I'm now running openldap-servers-2.4.15-6.fc11 (as of Oct 10) and nss-softokn-freebl-3.12.4-3.fc11 (Sep 28).

Nothing in the changelogs seems to indicate a specific fix.

Comment 22 Franky Van Liedekerke 2009-10-16 07:41:49 UTC
Well, I restarted slapd yesterday evening and no libnspr filedescriptor to be found anywhere, but just before I restarted it had that file open for 800 times. I didn't do any update at all, so I think the lib will be opened/closed all the time and the bug only gets triggered after some time. I'll check again this evening.
Also the libnspr.so file is in the nspr rpm package, I don't know nss-softokn-freebl, is this an alternative?

Comment 23 Franky Van Liedekerke 2009-10-16 17:56:35 UTC
I can confirm the behaviour: after 14 hours, the slapd process has lots (344) of open file descriptors to /lib/libnspr4.so. It's stable for now, but I don't have a clue what causes the slapd to behave like this.

Comment 24 Bernie Innocenti 2009-10-16 19:29:50 UTC
Same here.

Is there a specific bug report on openldap? This bug was about httpd and is now closed. It's unlikely that someone is going to follow up.

Comment 25 Franky Van Liedekerke 2009-10-16 19:44:02 UTC
Not yet, I tried to debug some things in openldap but haven't gotten anything usefull yet ... feel free to open one at openldap and point to this one :-)

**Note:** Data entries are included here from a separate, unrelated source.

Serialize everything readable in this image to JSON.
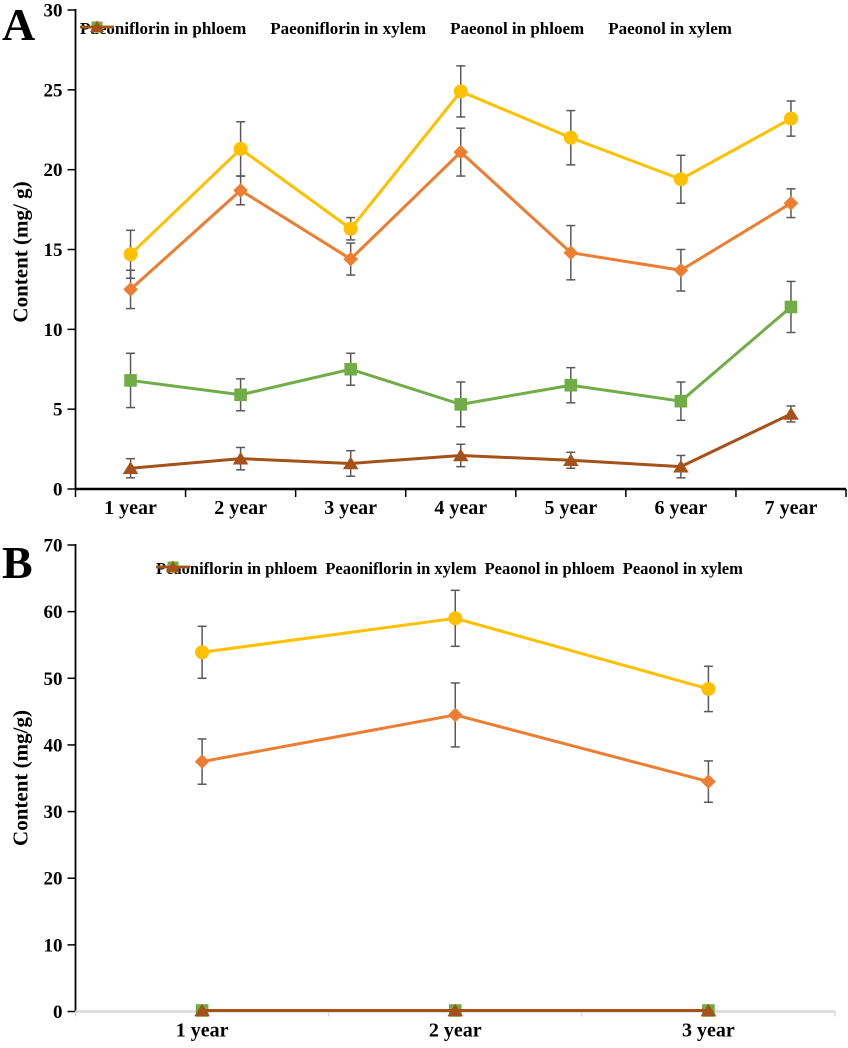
{
  "figure": {
    "background": "#ffffff",
    "error_bar_color": "#595959",
    "panel_count": 2
  },
  "chart_data": [
    {
      "type": "line",
      "panel_label": "A",
      "title": "",
      "xlabel": "",
      "ylabel": "Content (mg/ g)",
      "categories": [
        "1 year",
        "2 year",
        "3 year",
        "4 year",
        "5 year",
        "6 year",
        "7 year"
      ],
      "ylim": [
        0,
        30
      ],
      "yticks": [
        0,
        5,
        10,
        15,
        20,
        25,
        30
      ],
      "grid": false,
      "error_bars": true,
      "legend_position": "top",
      "axis_color": "#000000",
      "x_axis_color": "#000000",
      "series": [
        {
          "name": "Paeoniflorin in phloem",
          "marker": "diamond",
          "color": "#ED7D31",
          "values": [
            12.5,
            18.7,
            14.4,
            21.1,
            14.8,
            13.7,
            17.9
          ],
          "errors": [
            1.2,
            0.9,
            1.0,
            1.5,
            1.7,
            1.3,
            0.9
          ]
        },
        {
          "name": "Paeoniflorin in xylem",
          "marker": "circle",
          "color": "#FFC000",
          "values": [
            14.7,
            21.3,
            16.3,
            24.9,
            22.0,
            19.4,
            23.2
          ],
          "errors": [
            1.5,
            1.7,
            0.7,
            1.6,
            1.7,
            1.5,
            1.1
          ]
        },
        {
          "name": "Paeonol in phloem",
          "marker": "square",
          "color": "#70AD47",
          "values": [
            6.8,
            5.9,
            7.5,
            5.3,
            6.5,
            5.5,
            11.4
          ],
          "errors": [
            1.7,
            1.0,
            1.0,
            1.4,
            1.1,
            1.2,
            1.6
          ]
        },
        {
          "name": "Paeonol in xylem",
          "marker": "triangle",
          "color": "#A5511A",
          "values": [
            1.3,
            1.9,
            1.6,
            2.1,
            1.8,
            1.4,
            4.7
          ],
          "errors": [
            0.6,
            0.7,
            0.8,
            0.7,
            0.5,
            0.7,
            0.5
          ]
        }
      ]
    },
    {
      "type": "line",
      "panel_label": "B",
      "title": "",
      "xlabel": "",
      "ylabel": "Content (mg/g)",
      "categories": [
        "1 year",
        "2 year",
        "3 year"
      ],
      "ylim": [
        0,
        70
      ],
      "yticks": [
        0,
        10,
        20,
        30,
        40,
        50,
        60,
        70
      ],
      "grid": false,
      "error_bars": true,
      "legend_position": "top",
      "axis_color": "#000000",
      "x_axis_color": "#D9D9D9",
      "series": [
        {
          "name": "Peaoniflorin in phloem",
          "marker": "diamond",
          "color": "#ED7D31",
          "values": [
            37.5,
            44.5,
            34.5
          ],
          "errors": [
            3.4,
            4.8,
            3.1
          ]
        },
        {
          "name": "Peaoniflorin in xylem",
          "marker": "circle",
          "color": "#FFC000",
          "values": [
            53.9,
            59.0,
            48.4
          ],
          "errors": [
            3.9,
            4.2,
            3.4
          ]
        },
        {
          "name": "Peaonol in phloem",
          "marker": "square",
          "color": "#70AD47",
          "values": [
            0.15,
            0.15,
            0.15
          ],
          "errors": [
            0,
            0,
            0
          ]
        },
        {
          "name": "Peaonol in xylem",
          "marker": "triangle",
          "color": "#A5511A",
          "values": [
            0.15,
            0.15,
            0.15
          ],
          "errors": [
            0,
            0,
            0
          ]
        }
      ]
    }
  ]
}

Comment 26 Franky Van Liedekerke 2009-10-18 14:50:57 UTC
I opened openldap bug report 6336 for this

Franky

Comment 27 Bernie Innocenti 2009-10-19 07:34:25 UTC
(In reply to comment #26)
> I opened openldap bug report 6336 for this

Here's a link:

http://www.openldap.org/its/index.cgi/Incoming?id=6336;selectid=6336

(PS: OpenLDAP has the ugliest issue tracking system I've ever seen!!!)

Comment 28 Howard Chu 2009-11-11 00:06:06 UTC
(In reply to comment #26)
> I opened openldap bug report 6336 for this
> 
> Franky  

The OpenLDAP Project only investigates bugs in OpenLDAP code. Your bug is specific to the build provided (and patched) by Red Hat. We can't help you, sorry.